Australia’s Poor Wage Growth is Destroying its Prime Ministers
by Benjamin Studebaker
Australia has swapped Prime Ministers again–this time the Liberal Party replaced Malcolm Turnbull with Scott Morrison. Morrison will be Australia’s sixth Prime Minister in the last then years. This level of turnover at the top is remarkable. The UK has only had three Prime Ministers during the same period. Canada has only had two. Why are Australian politics so volatile? I couldn’t find any explanation online which satisfied me, so I’m writing my own. I think it has to do with a combination of wages and the way Australia’s political parties choose their leaders.

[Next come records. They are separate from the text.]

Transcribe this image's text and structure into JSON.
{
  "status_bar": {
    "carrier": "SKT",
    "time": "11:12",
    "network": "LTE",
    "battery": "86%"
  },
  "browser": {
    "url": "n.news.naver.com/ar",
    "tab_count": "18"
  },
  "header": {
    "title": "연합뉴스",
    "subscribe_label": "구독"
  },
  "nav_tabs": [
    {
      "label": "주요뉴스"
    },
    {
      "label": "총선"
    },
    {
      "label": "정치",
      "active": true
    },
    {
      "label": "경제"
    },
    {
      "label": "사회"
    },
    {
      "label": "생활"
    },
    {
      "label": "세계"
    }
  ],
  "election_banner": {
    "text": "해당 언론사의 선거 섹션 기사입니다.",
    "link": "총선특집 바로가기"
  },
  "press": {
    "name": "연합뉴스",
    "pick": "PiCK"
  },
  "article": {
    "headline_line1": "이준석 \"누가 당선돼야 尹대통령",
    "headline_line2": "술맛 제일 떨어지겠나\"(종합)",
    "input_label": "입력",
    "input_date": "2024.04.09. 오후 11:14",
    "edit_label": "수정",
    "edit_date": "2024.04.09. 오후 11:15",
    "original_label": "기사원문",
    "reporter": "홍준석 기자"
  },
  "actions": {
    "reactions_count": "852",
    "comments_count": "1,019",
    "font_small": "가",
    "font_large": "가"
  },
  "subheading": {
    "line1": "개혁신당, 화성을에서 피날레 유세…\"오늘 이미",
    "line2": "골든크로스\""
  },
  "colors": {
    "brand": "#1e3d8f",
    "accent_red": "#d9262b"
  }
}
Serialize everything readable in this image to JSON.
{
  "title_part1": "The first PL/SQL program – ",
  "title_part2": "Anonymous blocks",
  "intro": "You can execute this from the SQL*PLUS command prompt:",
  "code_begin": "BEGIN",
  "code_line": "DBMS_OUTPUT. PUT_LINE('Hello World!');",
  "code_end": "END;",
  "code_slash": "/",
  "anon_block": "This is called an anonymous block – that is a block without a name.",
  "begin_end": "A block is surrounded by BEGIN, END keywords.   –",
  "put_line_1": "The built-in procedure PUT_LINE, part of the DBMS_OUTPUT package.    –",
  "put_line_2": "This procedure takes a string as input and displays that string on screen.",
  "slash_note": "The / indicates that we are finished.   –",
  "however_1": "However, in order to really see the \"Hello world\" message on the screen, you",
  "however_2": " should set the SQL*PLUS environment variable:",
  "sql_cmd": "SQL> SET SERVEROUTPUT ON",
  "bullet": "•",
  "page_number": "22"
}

The Liberal Party has a very old fashioned way of choosing its leaders. Unlike Britain, where the Labour and Conservative parties both permit rank and file party members to vote in leadership contests, the Australian Liberal Party–and until recently, its Labour Party–permit members of parliament to change the party leader (and consequently, the Prime Minister) on their own, without going to the members. This means leadership contests–or “spills”, as they call them in Australia–can happen quickly and easily, facilitating turnover. The Labour Party eliminated this in 2013, but by that point the party had already been shattered by two mid-term leadership changes in a six year period. The Liberal Party won the 2013 election, and it has now replicated Labour’s instability, swapping Prime Ministers twice in just five years.
That said, Australia’s party leader selection process cannot be the primary cause of the turnover, because Australia has often gone through periods of tremendous stability under these rules. While the most recent six Prime Ministers have ruled over a ten year period, the six Prime Ministers before that ruled for 36 year combined. The instability which the party rules encourages comes and goes. Australia again had six Prime Ministers in the decade between 1965 and 1975. This period also coincided with economic unrest and stagflation. Immediately before that, a single Prime Minister ruled the roost for seventeen years. But yet again, prior to that, the country endured seven Prime Ministers between 1939 and 1949–during the war years and their aftermath. When things are running smoothly in Australia, politics stabilises, but as soon as things come off the rails the trademark instability reasserts.
So what’s gone wrong in Australian politics these last ten years? At first glance, we might think not much–Australia is less dependent on the European and North American markets and was hit much less hard by the economic crisis of 2008 than most of the other rich countries:
Of course, you might notice that Australia’s growth rate hasn’t been altogether high–it only topped 3% once during this period, in 2012. Australia avoided the misery, but it hasn’t produced consistently superior results in the years that followed, especially recently. But still, looking at the growth rate, you wouldn’t think Australia were in some sort of malaise. This only becomes clear when we look at wage data. While Australian GDP shrugged off 2008, wage growth has never been the same:
For quite some time, Australian wages have grown at well below the rate they grew even during the worst part of the global economic crisis. To make matters worse, in the last few years Australia’s inflation rate has frequently managed to exceed the wage growth rate, which means in real terms the entire annual wage increase is now being torched:
In the United States, we’re all too familiar with wage stagnation. Real median household incomes in America have hardly budged in 20 years. But Australia was accustomed to rapid wage growth, especially in the decade before the crisis:
Australians are reluctant to accept wage stagnation as a new normal, and political parties are likely to pay a price for it at the ballot box. Australia is just now beginning to develop its very own productivity/wage gap:
The Americans have one just like this, but it got going back in the 70s:
Australia has long been more equal than many rich countries–its top 1% receive only 9% of income, compared to 14% in the UK and over 20% in America. In the early 80s, its top 1% share was a stunningly low 4.4% of income, almost a full point lower than Denmark’s lowest recorded top 1% share. Australia was so equal that even the Soviet Union occasionally recorded higher top 1% income shares.
That’s been changing–the 9% it runs today is almost double Denmark’s current rate. The appearance of stagnating wages and a productivity/wage gap indicates that Australia is likely to get considerably less equal going forward. Its voters are accustomed to a remarkable level of egalitarianism–they won’t like this. Indeed, they already don’t. Australian Prime Ministers’ parties increasingly blow their good will with the Australian people quickly, falling behind in the polls. Under Turnbull, the Liberals once led Labour by nearly 8 points in polling. Today the Liberals trail by 10. In a desperate bid to prop up poll numbers and keep their seats, Australian MPs are dumping their leaders and hoping that Australian voters will mistake changes in leadership for changes of policy. For quite a while, this worked pretty well, but it appears Australians have started to catch on. New Prime Ministers usually get the benefit of the doubt, but this time Morrison is getting shredded:
Australia’s next election likely won’t be until next year, but Morrison doesn’t seem to have any bold new ideas to turn the wage situation around. It’s likely the Labour Party returns to power, and once that happens, its new leadership selection rules will probably enable the new Labour Prime Minister to successfully finish a term without falling victim to another spill. But a second term may not be in the offing if that Labour PM allows Australian workers to get continuously kicked in the face.